I have two minor issues with Hunted, the first being that the story isn’t very interesting until Yeva is captured by the Beast, and even then she’s wasting away in a dungeon for a solid amount of time. The story does eventually reach a point where it’s practically unputdownable; it just takes a while to reach said point.
The other minor issue I had with Hunted is I had no idea where it was supposed to be set until Yeva started telling the Beast Russian fairy tales. The setting isn’t really more established than that and talk of plentiful snow. I wish there were more descriptions of the setting instead of descriptions of how Yeva felt in the woods.

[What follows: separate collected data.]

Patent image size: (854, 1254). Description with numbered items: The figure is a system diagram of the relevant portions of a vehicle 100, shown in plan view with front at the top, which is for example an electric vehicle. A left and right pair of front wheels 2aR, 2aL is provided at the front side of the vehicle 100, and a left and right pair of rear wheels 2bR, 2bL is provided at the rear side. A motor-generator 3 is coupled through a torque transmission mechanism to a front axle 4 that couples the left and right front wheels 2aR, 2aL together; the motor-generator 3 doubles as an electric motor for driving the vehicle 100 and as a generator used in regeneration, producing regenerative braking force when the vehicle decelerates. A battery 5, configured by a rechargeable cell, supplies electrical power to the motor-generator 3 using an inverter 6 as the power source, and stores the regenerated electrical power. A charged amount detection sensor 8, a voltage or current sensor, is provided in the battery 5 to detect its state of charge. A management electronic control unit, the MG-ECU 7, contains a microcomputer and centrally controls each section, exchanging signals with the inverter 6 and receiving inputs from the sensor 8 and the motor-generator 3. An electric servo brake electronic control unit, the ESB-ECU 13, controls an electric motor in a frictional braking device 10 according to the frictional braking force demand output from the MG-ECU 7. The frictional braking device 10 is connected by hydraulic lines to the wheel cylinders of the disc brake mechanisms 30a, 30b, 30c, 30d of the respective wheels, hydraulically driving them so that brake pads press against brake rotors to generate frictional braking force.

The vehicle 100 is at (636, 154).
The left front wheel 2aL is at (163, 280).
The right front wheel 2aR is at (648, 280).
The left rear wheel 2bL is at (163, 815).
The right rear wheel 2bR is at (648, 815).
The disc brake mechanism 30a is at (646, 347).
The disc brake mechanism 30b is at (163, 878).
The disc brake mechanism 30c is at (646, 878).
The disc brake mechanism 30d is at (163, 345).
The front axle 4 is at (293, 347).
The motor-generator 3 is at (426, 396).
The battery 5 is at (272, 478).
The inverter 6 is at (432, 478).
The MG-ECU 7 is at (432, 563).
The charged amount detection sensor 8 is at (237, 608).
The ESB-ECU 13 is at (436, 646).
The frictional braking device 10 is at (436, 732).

I liked that the “Gaston” character, Solmir, actually had a fighting chance. He was a good guy who was willing to let Yeva continue hunting and provide her with anything she could want. Unfortunately for him, Yeva’s want for something more could not be quenched.
This is primarily a story about wanting. Both Yeva and the Beast have everything they could ask for at points in their stories, yet they still want more than what they have. This sense of wanting is why Yeva and the Beast work so well together, and I think it’s the reason Hunted has resonated with so many people. At some point in our lives, we all want something more than what we have, and only a lucky few get to go out and find it.
There isn’t really any romance between Yeva and the Beast. It’s trully a matter of them seeing the same lonely wanting in each other. If you’re looking for a witty forbidden romance, you won’t find it here. It’s not instalove. Yeva and the Beast start off as “friends” (in the loosest use of the term), and move on to find the other is what they really need.
Overall, Hunted was an enjoyable Beauty and the Beast retelling, earning it 4.5 stars out of 5.